Palmela celebra tradição vitivinícola entre 31 de agosto e 5 de setembro

É já entre 31 de agosto e 5 de setembro que Palmela vive a 55.ª edição da Festa das Vindimas, preparando-se para receber muitos milhares de visitantes. Esta é a grande celebração da cultura da vinha e do vinho desta região, profundamente enraizada na sua identidade.
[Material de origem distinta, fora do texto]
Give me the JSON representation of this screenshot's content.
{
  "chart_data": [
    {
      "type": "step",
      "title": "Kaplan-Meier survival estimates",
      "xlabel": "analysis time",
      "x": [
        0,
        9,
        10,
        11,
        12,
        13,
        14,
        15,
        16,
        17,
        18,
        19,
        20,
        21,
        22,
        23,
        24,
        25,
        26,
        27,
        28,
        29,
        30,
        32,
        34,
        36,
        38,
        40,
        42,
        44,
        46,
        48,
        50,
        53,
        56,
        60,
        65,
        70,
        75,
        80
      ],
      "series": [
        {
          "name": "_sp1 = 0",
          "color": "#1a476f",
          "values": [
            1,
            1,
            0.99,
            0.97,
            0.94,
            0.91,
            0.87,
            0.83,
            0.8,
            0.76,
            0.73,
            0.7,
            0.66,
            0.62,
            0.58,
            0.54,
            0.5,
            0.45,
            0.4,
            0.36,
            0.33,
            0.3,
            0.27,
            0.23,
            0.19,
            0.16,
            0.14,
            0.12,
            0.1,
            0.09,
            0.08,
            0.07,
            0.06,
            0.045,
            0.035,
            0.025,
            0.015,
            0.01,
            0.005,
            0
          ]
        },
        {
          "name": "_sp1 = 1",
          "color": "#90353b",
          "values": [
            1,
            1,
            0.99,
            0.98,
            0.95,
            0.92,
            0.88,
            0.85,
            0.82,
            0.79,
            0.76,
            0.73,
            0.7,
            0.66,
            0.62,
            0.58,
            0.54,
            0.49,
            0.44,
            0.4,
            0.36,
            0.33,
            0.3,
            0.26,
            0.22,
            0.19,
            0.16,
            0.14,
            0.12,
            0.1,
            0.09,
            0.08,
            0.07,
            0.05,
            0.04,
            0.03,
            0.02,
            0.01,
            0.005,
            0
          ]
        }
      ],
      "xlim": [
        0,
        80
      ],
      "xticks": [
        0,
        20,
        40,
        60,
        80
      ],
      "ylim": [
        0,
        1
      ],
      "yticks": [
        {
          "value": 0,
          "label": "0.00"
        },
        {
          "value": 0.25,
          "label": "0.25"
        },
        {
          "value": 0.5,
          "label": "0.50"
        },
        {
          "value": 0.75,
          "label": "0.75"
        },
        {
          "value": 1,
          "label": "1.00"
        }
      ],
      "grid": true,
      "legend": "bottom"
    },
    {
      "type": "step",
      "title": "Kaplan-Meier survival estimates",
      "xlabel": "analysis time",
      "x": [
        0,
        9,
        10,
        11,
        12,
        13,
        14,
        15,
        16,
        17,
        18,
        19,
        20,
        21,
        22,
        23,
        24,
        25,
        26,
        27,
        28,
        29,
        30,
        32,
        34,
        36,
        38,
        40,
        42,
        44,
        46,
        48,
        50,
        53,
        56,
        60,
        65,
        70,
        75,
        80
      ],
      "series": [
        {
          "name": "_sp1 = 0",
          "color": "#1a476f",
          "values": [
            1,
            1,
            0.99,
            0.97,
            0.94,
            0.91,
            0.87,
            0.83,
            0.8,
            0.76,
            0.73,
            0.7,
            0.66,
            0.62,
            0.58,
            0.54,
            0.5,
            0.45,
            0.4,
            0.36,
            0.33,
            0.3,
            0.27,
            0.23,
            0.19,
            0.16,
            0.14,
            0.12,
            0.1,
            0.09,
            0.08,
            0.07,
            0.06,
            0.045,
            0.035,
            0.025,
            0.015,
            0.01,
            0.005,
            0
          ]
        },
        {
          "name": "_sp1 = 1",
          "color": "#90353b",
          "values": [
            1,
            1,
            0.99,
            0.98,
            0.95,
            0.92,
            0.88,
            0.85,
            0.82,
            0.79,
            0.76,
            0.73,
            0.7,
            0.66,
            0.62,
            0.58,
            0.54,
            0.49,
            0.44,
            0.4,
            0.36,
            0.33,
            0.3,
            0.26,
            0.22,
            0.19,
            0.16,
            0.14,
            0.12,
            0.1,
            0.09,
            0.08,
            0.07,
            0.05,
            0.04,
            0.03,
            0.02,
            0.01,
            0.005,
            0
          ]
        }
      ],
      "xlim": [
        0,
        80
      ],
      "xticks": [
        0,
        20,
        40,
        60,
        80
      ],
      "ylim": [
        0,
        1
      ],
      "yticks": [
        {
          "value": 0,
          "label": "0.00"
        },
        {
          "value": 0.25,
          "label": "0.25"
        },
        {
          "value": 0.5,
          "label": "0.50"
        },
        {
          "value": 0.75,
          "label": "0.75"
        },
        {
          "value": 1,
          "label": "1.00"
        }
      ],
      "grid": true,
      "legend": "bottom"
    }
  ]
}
A eleição da Rainha das Vindimas (que acontece no dia 30 de agosto), o Cortejo dos Camponeses, a Pisa da Uva e Bênção do 1.º Mosto e o Cortejo Alegórico são alguns dos momentos mais simbólicos desta festa, que se orgulha de conjugar tradição e modernidade.

Um dos locais mais apetecíveis do recinto será o espaço Adegas Wine Lounge, no Largo de S. João, onde as/os visitantes podem provar e adquirir os melhores vinhos produzidos pelas várias adegas da região. Ao início da tarde de domingo, às 16h00, neste local, a Associação de Municípios Portugueses do Vinho apresenta o livro “Territórios Vinhateiros de Portugal” e terá lugar, também, a entrega de prémios do Concurso Internacional de Vinhos “La Selezione del Sindaco” 2017, onde os vinhos de Palmela voltaram a estar em destaque, sendo o Município português mais medalhado.

A gastronomia e os produtos locais, o desporto, a cultura, o movimento associativo, a feira e a animação infantil são mais alguns dos motivos para uma visita ao evento, promovido pela Associação de Festas de Palmela – Festa das Vindimas, com o apoio da Câmara Municipal de Palmela.

Além da presença incontornável do movimento associativo, o cartaz musical aposta em nomes como Cuca Roseta, Amor Electro, Quim Barreiros, Átoa, David Antunes, Miguel Azevedo, Diana Lima ou Los Cavakitos, entre muitos outros.

No dia 30 de agosto, quarta-feira, o espetáculo de Eleição da Rainha das Vindimas 2017 será apresentado pelo humorista Diogo Faro e contará com a participação do músico Miguel Gameiro e dos FunParra.